During that afternoon, word of the charges against these young Black men spread and a growing mob of angry white residents gathered outside the Grant County Jail. Around 9:30 p.m., the mob attempted to rush the jail and was repelled by tear gas. An hour later, members of the mob successfully barreled past the sheriff and three deputies, grabbed Mr. Shipp and Mr. Smith from their cells as they prayed, and dragged them into the street. By then, the crowd totaled between 5000 and 10,000 people — half the white population of Grant County. While spectators watched and cheered, the mob beat, tortured, and hanged both men from trees in the courthouse yard, brutally murdering them without benefit of trial or legal proof of guilt.
As the bodies of Mr. Shipp and Mr. Smith remained suspended above the crowd, members of the mob re-entered the jail and grabbed 16-year-old James Cameron, another Black youth accused of being involved in the crime. The mob beat Mr. Cameron severely and was preparing to hang him alongside the others when a member of the crowd intervened and said he was innocent. Mr. Cameron was released.

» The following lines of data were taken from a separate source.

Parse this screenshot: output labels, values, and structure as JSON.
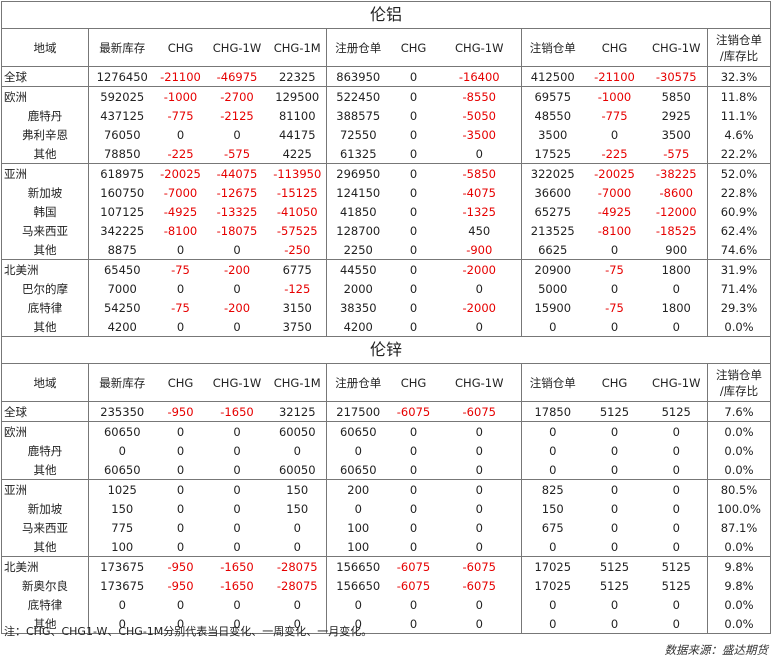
{
  "columns": [
    "地域",
    "最新库存",
    "CHG",
    "CHG-1W",
    "CHG-1M",
    "注册仓单",
    "CHG",
    "CHG-1W",
    "注销仓单",
    "CHG",
    "CHG-1W",
    "注销仓单/库存比"
  ],
  "sections": [
    {
      "title": "伦铝",
      "header_last": [
        "注销仓单",
        "/库存比"
      ],
      "groups": [
        [
          [
            "全球",
            "1276450",
            "-21100",
            "-46975",
            "22325",
            "863950",
            "0",
            "-16400",
            "412500",
            "-21100",
            "-30575",
            "32.3%"
          ]
        ],
        [
          [
            "欧洲",
            "592025",
            "-1000",
            "-2700",
            "129500",
            "522450",
            "0",
            "-8550",
            "69575",
            "-1000",
            "5850",
            "11.8%"
          ],
          [
            "鹿特丹",
            "437125",
            "-775",
            "-2125",
            "81100",
            "388575",
            "0",
            "-5050",
            "48550",
            "-775",
            "2925",
            "11.1%"
          ],
          [
            "弗利辛恩",
            "76050",
            "0",
            "0",
            "44175",
            "72550",
            "0",
            "-3500",
            "3500",
            "0",
            "3500",
            "4.6%"
          ],
          [
            "其他",
            "78850",
            "-225",
            "-575",
            "4225",
            "61325",
            "0",
            "0",
            "17525",
            "-225",
            "-575",
            "22.2%"
          ]
        ],
        [
          [
            "亚洲",
            "618975",
            "-20025",
            "-44075",
            "-113950",
            "296950",
            "0",
            "-5850",
            "322025",
            "-20025",
            "-38225",
            "52.0%"
          ],
          [
            "新加坡",
            "160750",
            "-7000",
            "-12675",
            "-15125",
            "124150",
            "0",
            "-4075",
            "36600",
            "-7000",
            "-8600",
            "22.8%"
          ],
          [
            "韩国",
            "107125",
            "-4925",
            "-13325",
            "-41050",
            "41850",
            "0",
            "-1325",
            "65275",
            "-4925",
            "-12000",
            "60.9%"
          ],
          [
            "马来西亚",
            "342225",
            "-8100",
            "-18075",
            "-57525",
            "128700",
            "0",
            "450",
            "213525",
            "-8100",
            "-18525",
            "62.4%"
          ],
          [
            "其他",
            "8875",
            "0",
            "0",
            "-250",
            "2250",
            "0",
            "-900",
            "6625",
            "0",
            "900",
            "74.6%"
          ]
        ],
        [
          [
            "北美洲",
            "65450",
            "-75",
            "-200",
            "6775",
            "44550",
            "0",
            "-2000",
            "20900",
            "-75",
            "1800",
            "31.9%"
          ],
          [
            "巴尔的摩",
            "7000",
            "0",
            "0",
            "-125",
            "2000",
            "0",
            "0",
            "5000",
            "0",
            "0",
            "71.4%"
          ],
          [
            "底特律",
            "54250",
            "-75",
            "-200",
            "3150",
            "38350",
            "0",
            "-2000",
            "15900",
            "-75",
            "1800",
            "29.3%"
          ],
          [
            "其他",
            "4200",
            "0",
            "0",
            "3750",
            "4200",
            "0",
            "0",
            "0",
            "0",
            "0",
            "0.0%"
          ]
        ]
      ]
    },
    {
      "title": "伦锌",
      "header_last": [
        "注销仓单",
        "/库存比"
      ],
      "groups": [
        [
          [
            "全球",
            "235350",
            "-950",
            "-1650",
            "32125",
            "217500",
            "-6075",
            "-6075",
            "17850",
            "5125",
            "5125",
            "7.6%"
          ]
        ],
        [
          [
            "欧洲",
            "60650",
            "0",
            "0",
            "60050",
            "60650",
            "0",
            "0",
            "0",
            "0",
            "0",
            "0.0%"
          ],
          [
            "鹿特丹",
            "0",
            "0",
            "0",
            "0",
            "0",
            "0",
            "0",
            "0",
            "0",
            "0",
            "0.0%"
          ],
          [
            "其他",
            "60650",
            "0",
            "0",
            "60050",
            "60650",
            "0",
            "0",
            "0",
            "0",
            "0",
            "0.0%"
          ]
        ],
        [
          [
            "亚洲",
            "1025",
            "0",
            "0",
            "150",
            "200",
            "0",
            "0",
            "825",
            "0",
            "0",
            "80.5%"
          ],
          [
            "新加坡",
            "150",
            "0",
            "0",
            "150",
            "0",
            "0",
            "0",
            "150",
            "0",
            "0",
            "100.0%"
          ],
          [
            "马来西亚",
            "775",
            "0",
            "0",
            "0",
            "100",
            "0",
            "0",
            "675",
            "0",
            "0",
            "87.1%"
          ],
          [
            "其他",
            "100",
            "0",
            "0",
            "0",
            "100",
            "0",
            "0",
            "0",
            "0",
            "0",
            "0.0%"
          ]
        ],
        [
          [
            "北美洲",
            "173675",
            "-950",
            "-1650",
            "-28075",
            "156650",
            "-6075",
            "-6075",
            "17025",
            "5125",
            "5125",
            "9.8%"
          ],
          [
            "新奥尔良",
            "173675",
            "-950",
            "-1650",
            "-28075",
            "156650",
            "-6075",
            "-6075",
            "17025",
            "5125",
            "5125",
            "9.8%"
          ],
          [
            "底特律",
            "0",
            "0",
            "0",
            "0",
            "0",
            "0",
            "0",
            "0",
            "0",
            "0",
            "0.0%"
          ],
          [
            "其他",
            "0",
            "0",
            "0",
            "0",
            "0",
            "0",
            "0",
            "0",
            "0",
            "0",
            "0.0%"
          ]
        ]
      ]
    }
  ],
  "note": "注：CHG、CHG1-W、CHG-1M分别代表当日变化、一周变化、一月变化。",
  "source": "数据来源：盛达期货",
  "colors": {
    "negative": "#e60000",
    "text": "#222222",
    "border": "#777777"
  }
}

The brutalized bodies of Mr. Shipp and Mr. Smith were hanged from trees in the courthouse yard and kept there for hours as a crowd of white men, women, and children grew by the thousands. Public spectacle lynchings, in which large crowds of white people, often numbering in the thousands, gathered to witness and participate in pre-planned heinous killings that featured prolonged torture, mutilation, dismemberment and/or burning of the victim, were common during this time. When the sheriff eventually cut the ropes off the corpses, the crowd rushed forward to take parts of the men’s bodies as souvenirs, before finally dispersing.
Enraged by the lynching, the NAACP traveled to Marion to investigate, and later provided the U.S Attorney General with the names of 27 people believed to have participated. Though the lynching was photographed and spectators were clearly visible, local residents claimed not to recognize anyone pictured. Charges were finally brought against the leaders of the mob, but all-white juries acquitted them, despite this overwhelming evidence. The alleged assault victim, Mary Ball, testified years later that she had not been raped.
A photograph of Mr. Shipp’s and Mr. Smith’s battered corpses hanging lifeless from a tree, with white spectators proudly standing below, remains one of the most iconic and infamous photographs of an American lynching. In 1937, an encounter with the photo inspired New York schoolteacher Abe Meeropol to write “Strange Fruit,” a haunting poem about lynching that later became a famous song recorded by Billie Holiday.